Win32/Banker is a family of data-stealing Trojans that captures banking credentials such as account numbers and passwords from computer users. It then relays the captured information to the attacker.
Most Win32/Banker variants target customers of Brazilian banks; some variants target customers of other banks.
Many Win32/Banker variants monitor open Web-browser windows for bank names in the title bar or bank URLs in the address bar. Many variants log keystrokes to record credentials that a user enters at banking Web sites. To assist in capturing banking credentials, Win32/Banker may also replace or supplement legitimate bank Web pages with illegitimate Web pages.

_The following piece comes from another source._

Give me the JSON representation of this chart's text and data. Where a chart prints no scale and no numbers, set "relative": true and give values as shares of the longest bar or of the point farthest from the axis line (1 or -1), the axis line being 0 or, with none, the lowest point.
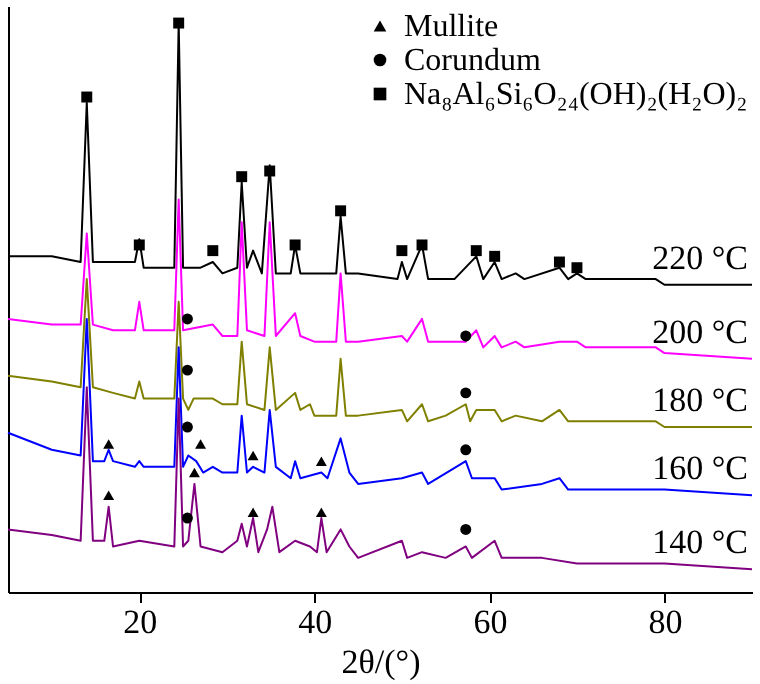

Win32/Banker variants use various means of sending captured banking credentials to the attacker, including sending an e-mail to the attacker, uploading credentials to an attacker's FTP site, and posting credentials to an attacker's HTTP site.
Many variants of Win32/Banker copy themselves to various folders on the infected computer, such as <Windows folder> and <system folder>, and also drop other files there. The Trojan executable file may contain the string "cartao" (which is Portugese for the English word "card") and may have file extension .exe., .pif, or .scr. Win32/Banker may also configure itself to run automatically each time Windows starts, for example by creating entries in registry keys such as HKEY_LOCAL_MACHINE\Software\Microsoft\Windows\CurrentVersion\Run. Some variants may also try to disable security-related software such as antivirus and firewall software.
Many Win32/Banker variants may appear as greeting card software with a filename that contains the string "cartao" (which is Portugese for the English word "card") and may have file extension .exe., .pif, or .scr.